Bryant Smak of Clarklake, Mich., studied opportunities for public hunting blinds in Chippewa, Mackinaw, and Luce counties. Census information, public land data, along with interviews with agencies, was used to examine the need and potential opportunity for accessible hunting. Smak determined that these opportunities exist, but need is not currently being met, especially in the Eastern Upper Peninsula. Publicly-maintained blinds would be ideal for hunters recovering from a severe injury that left them disabled, or if they were born with a disability and have never had the chance to go out hunting. This is hurting the hunting tradition within this area of the state. Given that public land is available, hopefully future projects will be undertaken to fill the need for accessible hunting opportunities.
Tristan Tackman of Lapeer, Mich.,compared drift density with biomass of invertebrates in the Cloverland Hydroelectric canal and the main rapids area of the St. Marys River. His results showed that the canal contributed higher densities of drifting invertebrates than the main rapids, which may be an important food resource for native fishes. This research is important because it shows that the canal is good habitat for benthic invertebrates even though the historical modification of the river has reduced these important food resources for fishes.
Parks and Recreation major Bray Valley (Alpena, Mich.) created a selected inventory of visitors to Rockport State Park.
Jacob Weakland of South Lyon, Mich.,studied the relationship between muskrat (Ondatra zibethicus) den selection sites and the prevalent emergent vegetation in Munuscong State Game Management Area. His results showed that invasive reeds such as Phragmiteshave a detrimental effect on muskrat den areas. This research is important because muskrats are an important wetland species and are on the decline across the nation.
Alex Whisler of Iron Mountain, Mich.,studied soil displacement effects of the manual removal of a relatively new invasive species – Himalayan balsam – to the Upper Peninsula of Michigan. His results revealed a correlation between Himalayan balsam stem diameter and the volume of soil removed when pulling the weeds. Field studies like Whisler’s will yield more effective strategies manage the negative effects the invasive Himalayan balsam.
Harrison Zuchnik of Auburn, Mich., assessed three deterrent methods that reduce corn crop damage by birds.
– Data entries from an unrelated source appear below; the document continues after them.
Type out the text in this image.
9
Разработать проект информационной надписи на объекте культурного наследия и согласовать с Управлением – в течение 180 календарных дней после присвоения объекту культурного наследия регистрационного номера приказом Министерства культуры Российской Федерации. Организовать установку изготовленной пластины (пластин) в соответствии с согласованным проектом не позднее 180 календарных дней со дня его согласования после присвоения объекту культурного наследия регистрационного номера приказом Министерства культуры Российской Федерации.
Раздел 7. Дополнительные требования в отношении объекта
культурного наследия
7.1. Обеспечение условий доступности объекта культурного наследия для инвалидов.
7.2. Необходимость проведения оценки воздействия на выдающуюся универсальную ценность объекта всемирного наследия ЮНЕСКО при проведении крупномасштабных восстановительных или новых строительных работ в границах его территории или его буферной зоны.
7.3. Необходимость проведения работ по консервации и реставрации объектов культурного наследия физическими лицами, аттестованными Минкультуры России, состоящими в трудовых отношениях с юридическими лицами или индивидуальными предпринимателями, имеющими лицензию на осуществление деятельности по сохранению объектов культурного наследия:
His study in the Nayanquing Point State Wildlife Area considered the efficacy and cost a combination of methods. While plots treated with only seed additive sustained the most damage, ones that had seed additive and fladry – a line of rope mounted along the top of a fence that has strips of fabric or colored flags to flap in a breeze – sustained minimal damage. Plots with seed additive and snow fence sustained no damage. Although the seed additive and snow fence treatment was the most effective, it was four times as costly per linear foot compared to the seed additive and fladry treatment. Wildlife area managers and farmers can use these results to select a treatment that minimizes wildlife damage to young crops and is cost-efficient given the size of their plots.